Documentation

Ingesting data from Iceberg into Mach5

This document explains how to ingest data from Iceberg tables (backed by a REST or Polaris catalog) into a Mach5 Search index by configuring connections, setting up ingest pipelines, and verifying ingestion using the Mach5 UI.

Prerequisites

  • This document assumes that Mach5 is deployed and running successfully. Mach5 Administrative UI page looks as below. Lets assume it’s running at http://localhost:8888/

FirstPageUI

  • Store, store route and warehouse are created successfully. Refer to Quickstart document for help
  • Consider there is a sample table in your Iceberg instance as shown:
create table m5.m5demo (id integer, name string);
insert into m5.m5demo values (1, 'Alice');
insert into m5.m5demo values (2, 'Bob');
  • Mach5 Index is already created with the name m5icebergindex and with relevant mappings for the iceberg data as shown below. If no mappings are provided, Mach5 will dynamically infer the mapping when ingesting data. Please note that some data may not get ingested if mappings are not provided. In Mach5 Dashboards - Dev Tools, create the Mach5 Index with mappings as follows:
PUT m5icebergindex
{
  "mappings": {
    "properties": {
      "name": {
        "type": "text",
        "fields": {
          "keyword": {
            "type": "keyword"
          }
        }
      },
      "id": {
        "type": "long"
      }
    }
  }
}

IcebergDevToolsIndexCreation

Connections

Connection is the resource or the entity which stores the properties needed to connect or access the source where the data resides, for instance in Iceberg, Kafka or S3. It is important to note that the same connection can be used in multiple ingest pipelines.

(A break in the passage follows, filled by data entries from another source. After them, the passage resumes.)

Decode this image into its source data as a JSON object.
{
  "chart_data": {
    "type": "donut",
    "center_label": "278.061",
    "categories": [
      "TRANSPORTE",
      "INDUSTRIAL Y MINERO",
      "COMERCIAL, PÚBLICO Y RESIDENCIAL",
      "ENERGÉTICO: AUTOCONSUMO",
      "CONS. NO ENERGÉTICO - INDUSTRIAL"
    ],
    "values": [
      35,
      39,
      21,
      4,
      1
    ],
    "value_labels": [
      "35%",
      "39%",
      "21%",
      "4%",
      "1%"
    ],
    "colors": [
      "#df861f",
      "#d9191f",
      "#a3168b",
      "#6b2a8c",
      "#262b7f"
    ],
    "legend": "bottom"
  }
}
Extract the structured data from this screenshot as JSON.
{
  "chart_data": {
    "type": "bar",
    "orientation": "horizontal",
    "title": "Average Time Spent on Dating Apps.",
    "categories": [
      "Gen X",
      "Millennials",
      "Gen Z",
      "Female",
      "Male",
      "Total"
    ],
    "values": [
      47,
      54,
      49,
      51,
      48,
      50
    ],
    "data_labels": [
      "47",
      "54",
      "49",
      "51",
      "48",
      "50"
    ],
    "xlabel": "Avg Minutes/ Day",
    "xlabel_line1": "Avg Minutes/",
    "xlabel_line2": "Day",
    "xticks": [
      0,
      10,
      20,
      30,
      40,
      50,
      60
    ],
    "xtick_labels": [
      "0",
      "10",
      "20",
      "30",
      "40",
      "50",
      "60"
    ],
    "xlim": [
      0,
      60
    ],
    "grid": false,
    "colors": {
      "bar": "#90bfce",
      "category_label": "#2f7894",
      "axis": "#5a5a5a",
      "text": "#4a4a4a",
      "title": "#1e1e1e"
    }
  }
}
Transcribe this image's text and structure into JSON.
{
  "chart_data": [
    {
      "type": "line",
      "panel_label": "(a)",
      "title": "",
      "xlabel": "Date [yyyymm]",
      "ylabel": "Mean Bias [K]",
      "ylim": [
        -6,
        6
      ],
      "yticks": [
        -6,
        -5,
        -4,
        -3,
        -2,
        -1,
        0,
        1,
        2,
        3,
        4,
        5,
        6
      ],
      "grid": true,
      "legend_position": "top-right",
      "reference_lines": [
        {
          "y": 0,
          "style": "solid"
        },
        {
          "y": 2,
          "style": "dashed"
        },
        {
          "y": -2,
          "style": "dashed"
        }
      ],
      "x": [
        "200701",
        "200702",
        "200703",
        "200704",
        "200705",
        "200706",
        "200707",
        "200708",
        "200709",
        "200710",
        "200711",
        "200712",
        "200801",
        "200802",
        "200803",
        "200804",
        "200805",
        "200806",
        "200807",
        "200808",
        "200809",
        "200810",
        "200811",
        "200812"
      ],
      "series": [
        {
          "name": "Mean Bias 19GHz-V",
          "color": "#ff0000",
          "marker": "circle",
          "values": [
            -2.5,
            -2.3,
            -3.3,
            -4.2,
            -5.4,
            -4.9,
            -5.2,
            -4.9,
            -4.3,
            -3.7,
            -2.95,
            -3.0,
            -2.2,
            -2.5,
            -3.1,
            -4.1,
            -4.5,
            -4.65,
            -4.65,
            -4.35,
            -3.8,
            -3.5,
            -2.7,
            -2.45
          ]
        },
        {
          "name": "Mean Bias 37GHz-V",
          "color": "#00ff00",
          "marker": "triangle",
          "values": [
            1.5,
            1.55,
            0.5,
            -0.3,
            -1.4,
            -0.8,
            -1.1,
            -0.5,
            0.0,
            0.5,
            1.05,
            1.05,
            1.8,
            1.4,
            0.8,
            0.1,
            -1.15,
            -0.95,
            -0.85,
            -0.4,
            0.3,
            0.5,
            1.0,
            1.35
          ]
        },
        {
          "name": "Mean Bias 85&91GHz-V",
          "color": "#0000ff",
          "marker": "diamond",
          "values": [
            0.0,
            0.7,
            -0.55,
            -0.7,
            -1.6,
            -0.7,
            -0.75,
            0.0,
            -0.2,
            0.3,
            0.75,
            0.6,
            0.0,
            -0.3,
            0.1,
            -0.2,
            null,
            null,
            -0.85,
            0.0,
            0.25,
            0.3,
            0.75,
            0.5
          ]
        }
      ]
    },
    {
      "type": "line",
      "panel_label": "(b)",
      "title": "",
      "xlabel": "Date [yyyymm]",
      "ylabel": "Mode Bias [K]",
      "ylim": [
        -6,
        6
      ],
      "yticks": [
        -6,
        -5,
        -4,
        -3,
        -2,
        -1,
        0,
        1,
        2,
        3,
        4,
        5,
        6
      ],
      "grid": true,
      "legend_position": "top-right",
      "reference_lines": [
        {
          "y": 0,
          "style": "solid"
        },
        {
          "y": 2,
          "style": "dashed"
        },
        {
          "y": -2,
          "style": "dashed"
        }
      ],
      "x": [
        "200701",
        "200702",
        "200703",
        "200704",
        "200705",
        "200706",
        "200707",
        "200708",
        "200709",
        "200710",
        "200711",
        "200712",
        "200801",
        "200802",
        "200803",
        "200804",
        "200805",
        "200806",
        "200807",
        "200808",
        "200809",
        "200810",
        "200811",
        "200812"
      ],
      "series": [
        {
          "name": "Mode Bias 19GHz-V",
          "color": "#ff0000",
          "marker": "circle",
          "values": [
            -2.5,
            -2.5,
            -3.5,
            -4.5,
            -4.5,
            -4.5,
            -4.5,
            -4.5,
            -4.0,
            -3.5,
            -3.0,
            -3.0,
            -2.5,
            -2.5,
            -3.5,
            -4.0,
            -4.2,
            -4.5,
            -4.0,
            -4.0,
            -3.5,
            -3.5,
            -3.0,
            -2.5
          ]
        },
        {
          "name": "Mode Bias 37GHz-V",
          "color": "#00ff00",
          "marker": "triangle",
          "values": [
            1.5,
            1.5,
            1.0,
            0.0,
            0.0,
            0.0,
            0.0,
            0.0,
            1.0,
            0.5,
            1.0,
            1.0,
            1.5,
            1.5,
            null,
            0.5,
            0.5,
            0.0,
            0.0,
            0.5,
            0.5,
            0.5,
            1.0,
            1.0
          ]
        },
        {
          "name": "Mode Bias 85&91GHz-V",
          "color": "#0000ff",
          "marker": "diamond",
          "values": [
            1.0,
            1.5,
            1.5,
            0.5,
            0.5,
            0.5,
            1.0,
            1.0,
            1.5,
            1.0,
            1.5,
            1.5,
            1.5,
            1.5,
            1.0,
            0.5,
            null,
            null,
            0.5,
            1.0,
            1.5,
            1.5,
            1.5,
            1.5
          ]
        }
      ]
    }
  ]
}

To enable Iceberg integration, two connections need to be configured:

  • Connection for accessing the S3/MinIO storage layer
  • Connection for Iceberg catalog

Click on Connections on the left panel of Mach5 UI. This opens the following page:

ConnectionsBlankPage

S3 connection

This S3 connection will point to the object store or file system where the underlying data files and metadata for an iceberg index are present. For e.g., S3 compatible object store MinIO, or S3.

Prerequisites for an S3 connection creation: Create a secret to store the MinIO password. Store the minIO credentials in a secret file, say iceberg-secret.yaml as follows.

# File iceberg-secret.yaml
apiVersion: v1
kind: Secret
metadata:
  name: iceberg-secret
data:
  key: cGFzc3dvcmQ= #password , Change this value to your base64 encoded password value.

Apply the changes to create the secret using:

# kubectl apply -f iceberg-secret.yaml -n mach5

Adding a new S3 connection

Click on + icon on Connections page to create a new connection
IcebergS3ConnectionCreation

  • Name: Provide a name for the connection, eg. icebergs3connection
  • ConnectionType: There are 3 options in dropdown: AwsS3, Iceberg, Kafka. Choose AwsS3
  • S3 Endpoint: For an AWS deployment, this can be empty. For S3 compatible object stores, like MinIO, specify that endpoint http://minio:9000
  • Access Key: For an AWS deployment, this can be empty. For S3 compatible object stores, like MinIO, specify username of that MinIO instance.
  • Secret Name: For an AWS deployment, this can be empty. For S3 compatible object stores, like MinIO, specify the name of the secret that we created above, say iceberg-secret
  • Secret Key: For an AWS deployment, this can be empty. For S3 compatible object stores, like MinIO, specify Key specified in the secret, eg key
  • Default Region: Specify the specific AWS region for the S3 endpoint. Default value is us-east-1
  • Test: Click on the Test button to verify connectivity to S3
  • Click on Save

IcebergS3ConnectionTest

Verify S3 connection creation

Verify that the new S3 connection is created in the Connections page

IcebergS3ConnectionDetails

Iceberg connection

Iceberg connections are supported via the REST catalog or the Apache Polaris catalog. Details are given below for configuring either of the two ways:

Adding a new Iceberg connection via REST catalog

Click on + icon on Connections page to create a new connection

IcebergRESTConnectionCreation

  • Name: Provide a name for the connection, eg. icebergconnection
  • ConnectionType: There are 3 options in dropdown: AwsS3, Iceberg, Kafka. Choose Iceberg
  • Rest Endpoint: Specify the URL to the REST endpoint, e.g., http://restapi:8181
  • Connection Name: Choose the previously created S3 connection icebergs3connection from the dropdown menu.
  • Leave all other fields empty
  • Test: Click on the Test button to verify connectivity to Iceberg
  • Click on Save

Verify Iceberg connection creation

Verify that the new Iceberg connection backed by REST catalog is created in the Connections page

IcebergRESTConnectionDetails

Adding a new Iceberg connection via Apache Polaris catalog

Prerequisites for an Iceberg connection creation backed by Apache Polaris catalog are:

Create a secret to store the polaris password. The secret key should be the base64 encoded value of clientid:clientsecret from Apache Polaris. Store the credentials in a secret file, say polaris-secret.yaml as follows.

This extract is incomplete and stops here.